Das war der Startschuss für die Vermietung des schönen Innenhofs und Gartens des Philippshofs für freie Trauungen, Hochzeiten, Feste und Geburtstage. Das barocke Haus voller Ahnenbilder ist von einer grünen, parkähnlichen Rasenfläche umgeben, die sowohl die Roeders als auch die Gemeinde gerne erhalten wollen. „Seit Jahren wird auf dem Philippshof von Mai bis August jedes Wochenende ein Fest gefeiert“, erzählt Stefani Roeder v. Diersburg. Am ersten Mai findet traditionell ein Benefiz-Flohmarkt des Lions Clubs Offenburg auf Hof und Wiese statt, zu dem in Nicht-Corona-Jahren bis zu 1500 Menschen kommen.

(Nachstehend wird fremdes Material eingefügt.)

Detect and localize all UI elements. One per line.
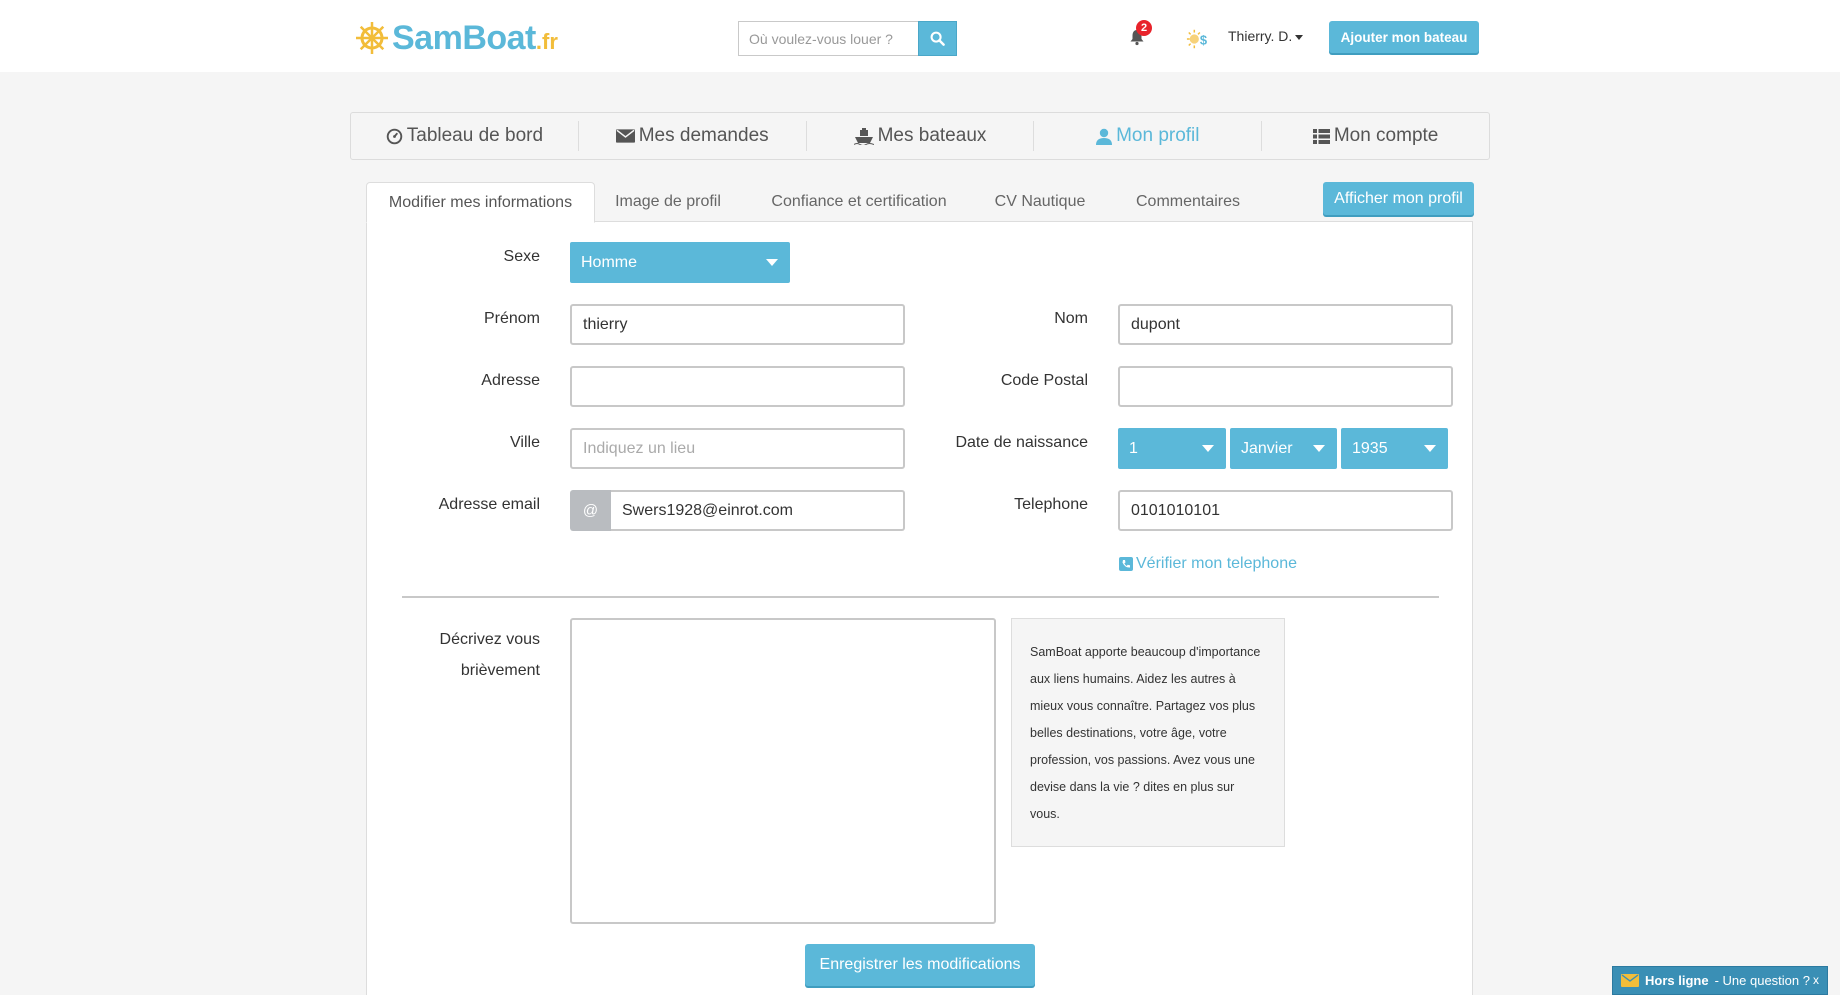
sexe-value: Homme <box>581 253 638 271</box>
birth-year-value: 1935 <box>1352 439 1388 457</box>
at-sign-icon: @ <box>570 490 611 531</box>
code-postal-label: Code Postal <box>1000 372 1088 389</box>
samboat-logo[interactable]: SamBoat .fr <box>354 18 558 58</box>
telephone-input[interactable] <box>1118 490 1453 531</box>
nav-item-mon-profil[interactable]: Mon profil <box>1034 121 1263 151</box>
birth-month-select[interactable]: Janvier <box>1230 428 1337 469</box>
sexe-select[interactable]: Homme <box>570 242 790 283</box>
nav-item-label: Mon compte <box>1333 125 1439 146</box>
adresse-input[interactable] <box>570 366 905 407</box>
ship-wheel-icon <box>356 22 388 54</box>
description-help-box: SamBoat apporte beaucoup d'importance au… <box>1011 618 1285 847</box>
main-nav: Tableau de bord Mes demandes Mes bateaux… <box>350 112 1490 160</box>
envelope-icon <box>615 129 635 143</box>
verify-phone-link[interactable]: Vérifier mon telephone <box>1119 555 1297 573</box>
logo-brand-text: SamBoat <box>392 18 536 57</box>
nom-input[interactable] <box>1118 304 1453 345</box>
sun-coin-icon[interactable]: $ <box>1186 27 1210 51</box>
tab-image-de-profil[interactable]: Image de profil <box>608 182 728 222</box>
email-field[interactable] <box>611 490 905 531</box>
search-bar <box>738 21 957 56</box>
profile-tabs: Modifier mes informations Image de profi… <box>366 182 1473 223</box>
chat-status: Hors ligne <box>1645 973 1709 988</box>
email-label: Adresse email <box>438 496 540 513</box>
dropdown-arrow-icon <box>1202 445 1214 452</box>
birth-day-select[interactable]: 1 <box>1118 428 1226 469</box>
top-header: SamBoat .fr 2 $ Thierry. D. Ajouter mon … <box>0 0 1840 72</box>
phone-icon <box>1119 557 1133 571</box>
code-postal-input[interactable] <box>1118 366 1453 407</box>
chat-envelope-icon <box>1621 974 1639 987</box>
svg-text:$: $ <box>1200 33 1207 48</box>
nav-item-label: Tableau de bord <box>406 125 544 146</box>
telephone-label: Telephone <box>1014 496 1088 513</box>
search-button[interactable] <box>918 21 957 56</box>
user-name: Thierry. D. <box>1228 28 1293 44</box>
verify-phone-label: Vérifier mon telephone <box>1136 555 1297 572</box>
logo-tld-text: .fr <box>535 29 558 54</box>
user-menu[interactable]: Thierry. D. <box>1228 28 1304 44</box>
close-icon[interactable]: x <box>1813 973 1819 987</box>
nav-item-mes-bateaux[interactable]: Mes bateaux <box>807 121 1035 151</box>
form-divider <box>402 596 1439 598</box>
nav-item-label: Mes bateaux <box>877 125 987 146</box>
dropdown-arrow-icon <box>1424 445 1436 452</box>
date-naissance-label: Date de naissance <box>955 434 1088 451</box>
show-profile-button[interactable]: Afficher mon profil <box>1323 182 1474 215</box>
notification-badge: 2 <box>1136 20 1152 36</box>
dropdown-arrow-icon <box>766 259 778 266</box>
tab-cv-nautique[interactable]: CV Nautique <box>985 182 1095 222</box>
nav-item-tableau-de-bord[interactable]: Tableau de bord <box>351 121 579 151</box>
birth-month-value: Janvier <box>1241 439 1293 457</box>
caret-down-icon <box>1295 34 1304 40</box>
chat-question: - Une question ? <box>1714 973 1810 988</box>
adresse-label: Adresse <box>481 372 540 389</box>
nav-item-label: Mes demandes <box>638 125 769 146</box>
tab-confiance-et-certification[interactable]: Confiance et certification <box>759 182 959 222</box>
dashboard-icon <box>386 128 402 144</box>
sexe-label: Sexe <box>503 248 540 265</box>
tab-commentaires[interactable]: Commentaires <box>1123 182 1253 222</box>
search-icon <box>930 31 945 46</box>
describe-label: Décrivez vous brièvement <box>400 624 540 686</box>
boat-icon <box>853 127 874 145</box>
tab-modifier-mes-informations[interactable]: Modifier mes informations <box>366 182 595 223</box>
birth-day-value: 1 <box>1129 439 1138 457</box>
describe-label-line-2: brièvement <box>460 662 540 679</box>
ville-input[interactable] <box>570 428 905 469</box>
chat-widget[interactable]: Hors ligne - Une question ? x <box>1612 966 1828 995</box>
ville-label: Ville <box>510 434 540 451</box>
describe-label-line-1: Décrivez vous <box>439 631 540 648</box>
notifications-button[interactable]: 2 <box>1128 20 1152 48</box>
birth-year-select[interactable]: 1935 <box>1341 428 1448 469</box>
prenom-input[interactable] <box>570 304 905 345</box>
search-input[interactable] <box>738 21 918 56</box>
add-boat-button[interactable]: Ajouter mon bateau <box>1329 21 1479 53</box>
description-textarea[interactable] <box>570 618 996 924</box>
nav-item-mon-compte[interactable]: Mon compte <box>1262 121 1489 151</box>
dropdown-arrow-icon <box>1313 445 1325 452</box>
nom-label: Nom <box>1054 310 1088 327</box>
save-changes-button[interactable]: Enregistrer les modifications <box>805 944 1035 986</box>
user-icon <box>1096 128 1113 145</box>
email-field-group: @ <box>570 490 905 531</box>
prenom-label: Prénom <box>483 310 540 327</box>
nav-item-label: Mon profil <box>1116 125 1200 146</box>
nav-item-mes-demandes[interactable]: Mes demandes <box>579 121 807 151</box>
list-icon <box>1312 128 1330 144</box>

Im Juli veranstalten die Hausherrn gerne stimmungsvolle Abendkonzerte auf dem Hof, im August einen Heimatabend mit einem regional-kulturellen Thema. Weinproben und Weinfeste sind ohnehin Usus, und auch der Adventsmarkt mit Kranz- und Baumverkauf fehlt nicht.

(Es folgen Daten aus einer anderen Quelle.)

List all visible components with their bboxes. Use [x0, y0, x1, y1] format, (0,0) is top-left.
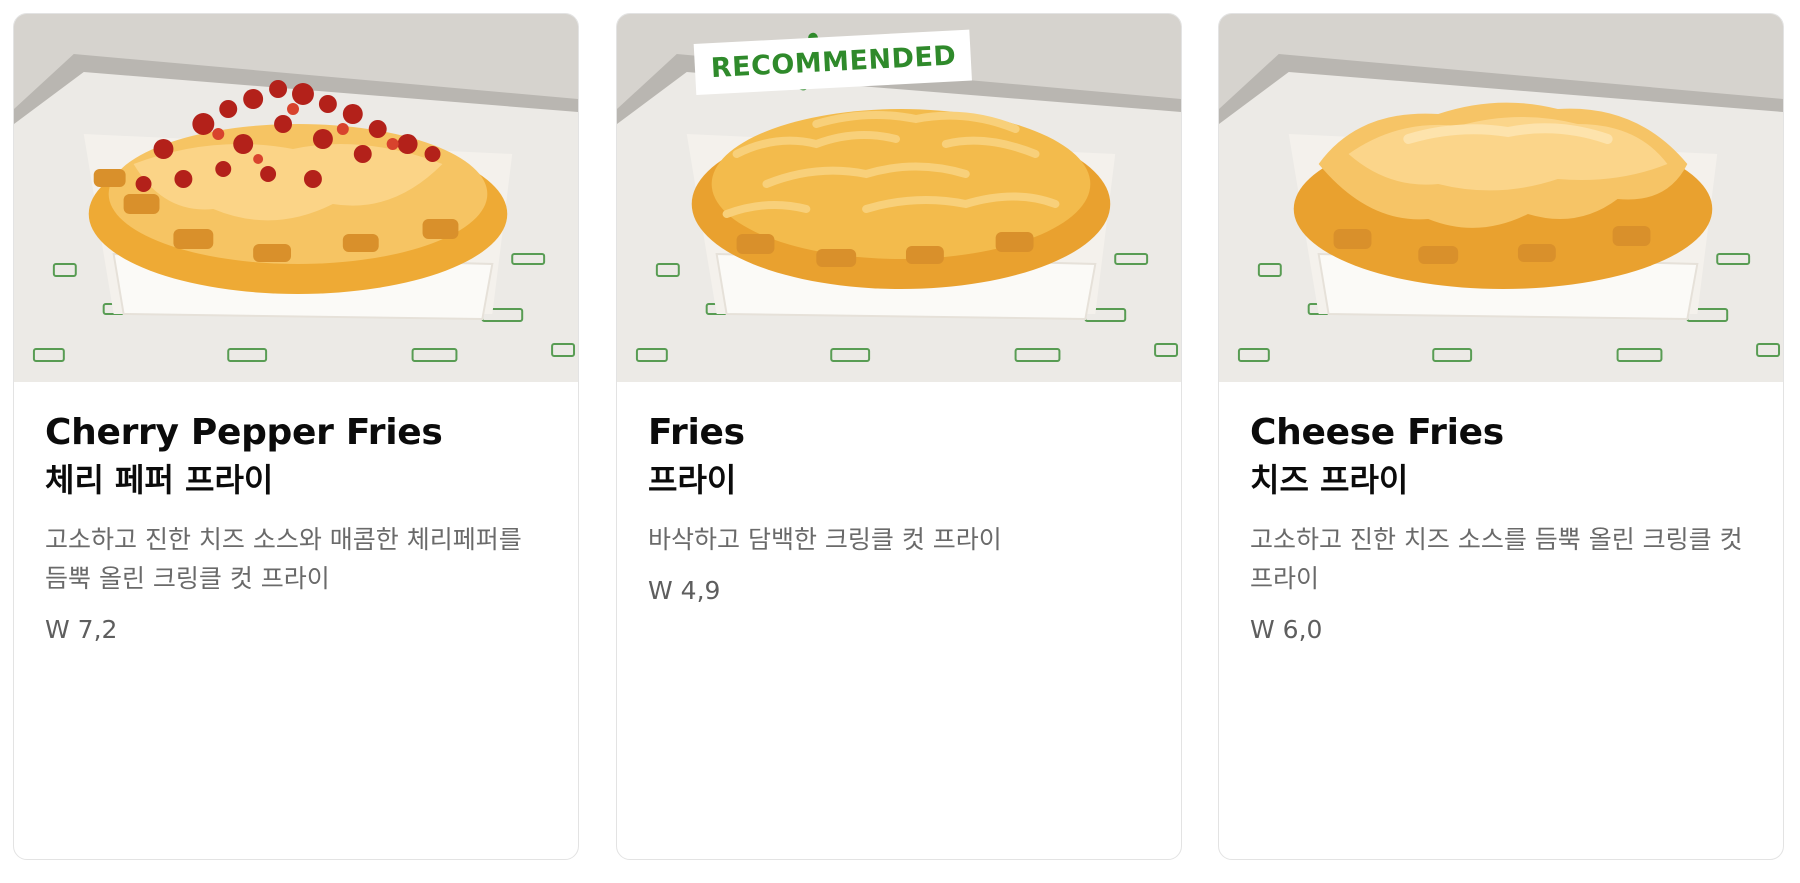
- product-image[interactable]: [1219, 14, 1783, 382]
- product-card-fries[interactable]: RECOMMENDED Fries 프라이 바삭하고 담백한 크링클 컷 프라이…: [616, 13, 1182, 860]
- product-name-ko: 프라이: [648, 461, 737, 499]
- product-card-cheese-fries[interactable]: Cheese Fries 치즈 프라이 고소하고 진한 치즈 소스를 듬뿍 올린…: [1218, 13, 1784, 860]
- product-name-en: Fries: [648, 412, 745, 453]
- product-price: W 4,9: [648, 576, 721, 605]
- product-image[interactable]: [14, 14, 578, 382]
- product-description: 바삭하고 담백한 크링클 컷 프라이: [648, 525, 1002, 554]
- product-name-ko: 치즈 프라이: [1250, 461, 1409, 499]
- product-card-cherry-pepper-fries[interactable]: Cherry Pepper Fries 체리 페퍼 프라이 고소하고 진한 치즈…: [13, 13, 579, 860]
- product-name-en: Cheese Fries: [1250, 412, 1504, 453]
- product-price: W 6,0: [1250, 615, 1323, 644]
- product-image[interactable]: RECOMMENDED: [617, 14, 1181, 382]
- product-name-ko: 체리 페퍼 프라이: [45, 461, 274, 499]
- product-info: Fries 프라이 바삭하고 담백한 크링클 컷 프라이 W 4,9: [617, 382, 1181, 609]
- product-description: 고소하고 진한 치즈 소스와 매콤한 체리페퍼를 듬뿍 올린 크링클 컷 프라이: [45, 525, 522, 593]
- product-info: Cherry Pepper Fries 체리 페퍼 프라이 고소하고 진한 치즈…: [14, 382, 578, 648]
- product-info: Cheese Fries 치즈 프라이 고소하고 진한 치즈 소스를 듬뿍 올린…: [1219, 382, 1783, 648]
- fries-photo-illustration: [1219, 14, 1783, 382]
- product-description: 고소하고 진한 치즈 소스를 듬뿍 올린 크링클 컷 프라이: [1250, 525, 1743, 593]
- recommended-badge: RECOMMENDED: [655, 28, 972, 108]
- fries-photo-illustration: [14, 14, 578, 382]
- menu-grid: Cherry Pepper Fries 체리 페퍼 프라이 고소하고 진한 치즈…: [0, 0, 1800, 883]
- product-price: W 7,2: [45, 615, 118, 644]
- product-name-en: Cherry Pepper Fries: [45, 412, 443, 453]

„Es macht mir Spaß, ich liebe Menschen“, sagt die Hausherrin der vielen Arbeit zum Trotz und wirkt glücklich dabei. Sie kennt die meisten Einwohner ihres 1700 Seelen-Dorfes, zu denen auch die Schwester ihres Mannes mit ihrer Familie gehört: Sie lebt in einem ehemaligen Roeder’schen Haus vor Ort.

Gemäldegalerie

Die Tradition wird fortgeführt

Die Roeders freuen sich, dass sich ihr ältester Sohn Felix während seines Zivildienstes entschieden hat, den Betrieb fortzuführen: Seit 2018 ist er fest mit eingestiegen. „Haus, Hof, Dorf und Weinberg sind ein Anker, und es ist schön, Teil einer langen Familienkette zu sein“, sagt der 31-Jährige. „Außerdem reizt es mich, Winzer, Betriebswirt und Gutsherr in einem zu sein und zu werden.“ Auch Felix hat in Geisenheim studiert, machte während seines Studiums ein Praktikum auf einem Weingut in Oregon in den USA und sammelte danach sowohl Erfahrungen auf Weingütern in Südtirol als auch im Burgenland, um Inspiration für seinen persönlichen Weinstil zu finden. Gerade hat er am Tag der offenen Tür, zu dem traditionell all seine Geschwister nach Hause kommen, zum ersten Mal seine Selektionsweine aus dem Jahr 2019 präsentiert: Das Interesse war groß.

Wie seine Eltern ist auch Felix ein umtriebiger Netzwerker und Menschenfreund. Dank ihm hat das Weingut schon viele Hundert Follower auf Facebook und Instagram. „Ich möchte neue Kunden hinzugewinnen und den Kundenstamm weiter wachsen lassen“, erklärt der junge Baron. „Und möglichst vielen von ihnen auch vor Ort unsere Produktion zeigen: Hierfür bietet sich die Weinwanderung in den Rebbergen mit integrierter Probe ganz besonders an.“

Nicht zuletzt ist der alte Stich, der auf dem Etikett jeder Roeder’schen Weinfl asche abgebildet ist, ein Zeichen für Kontinuität: Darauf sind sowohl der im Tal gelegene Meierhof als auch die Ruine Diersburg auf dem Hügel zu sehen. Mal mehr, mal weniger gepflegt, wurde 2020 eine Sicherung und Sanierung der alten Mauerreste notwendig, um das Herabfallen der Steine auf ein darunterliegendes Wohnhaus zu verhindern. Dafür hat Stefani Roeder Fördergelder vom Staat, dem Landesdenkmalamt Baden-Württemberg, der Denkmalstiftung Baden-Württemberg und der Gemeinde im Wert von insgesamt 300 000 beantragt und erhalten. Der kurze Aufstieg zur Ruine lässt die Vergangenheit vor dem inneren Auge aufleben, und oben weht eine Fahne in den rot-weißen Wappenfarben der Familie. Ihr Wahlspruch „Recht, gerecht, aufrecht“ ist auch heute noch eine gute Orientierung, finden die Roeders. Unternehmerisch, wie sie sind, schmieden sie bereits Pläne für eine neue Nutzung des wildromantischen Gemäuers, in dem die Geschichte ihrer alten Familie einmal begann.